By bringing virtual learning to Embry-Riddle students, retired U.S. Army Chief Warrant Officer 4 Michael Durant (’95, ’97, WW) sees an opportunity to educate future leaders for the aviation and commercial space industry.
The founder of Pinnacle Solutions, an engineering and training services company based in Huntsville, Ala., Durant is bringing virtual technology to Embry-Riddle’s Worldwide Campus students through the development of online laboratories.
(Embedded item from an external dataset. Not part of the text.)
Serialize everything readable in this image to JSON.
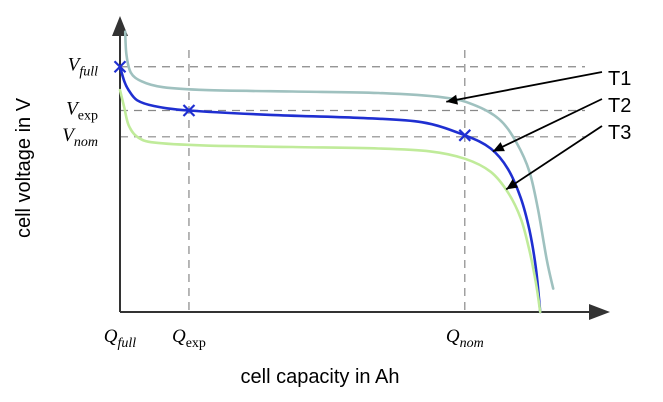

In 2014, his company partnered with Embry-Riddle to develop a virtual crash lab for students to learn crash investigation. In 2015, it developed the Aerial Robotics Virtual Lab, which will be available to Worldwide Campus students this spring. Through the robotics lab, students can design and build, virtually, their own unmanned aircraft systems, test flight capability and analyze the results from anywhere in the world.
“This is a truly interactive experience,” Durant says. “This takes the whole concept of online and distance learning to a new level.”
Kenneth Witcher (’02, WW), dean of Embry-Riddle’s College of Aeronautics at Embry-Riddle’s Worldwide Campus, says recent technological advances allow the robotics lab a wide range of functions. “It’s leaps and bounds above the initial capability we had with the crash lab,” he says.
Durant is best known as the Black Hawk helicopter pilot who was shot down in Somalia in 1993 and held captive for 11 days before being released. His story is chronicled in the movie Black Hawk Down, and in Durant’s best-selling book, In the Company of Heroes.
Retired from the U.S. Army in 2001, Durant is committed to hiring veterans, as well as students and graduates of his alma mater. Of his company’s 135 current employees, more than 50 are veterans and 13 are Embry-Riddle students or alumni.
Regarding his success, Durant says, “I took advantage of opportunities when I saw them. The one thing I’d say about me is that I don’t want to look back on life and say, ‘What if?’ I want to say that if there was an opportunity, I took it.”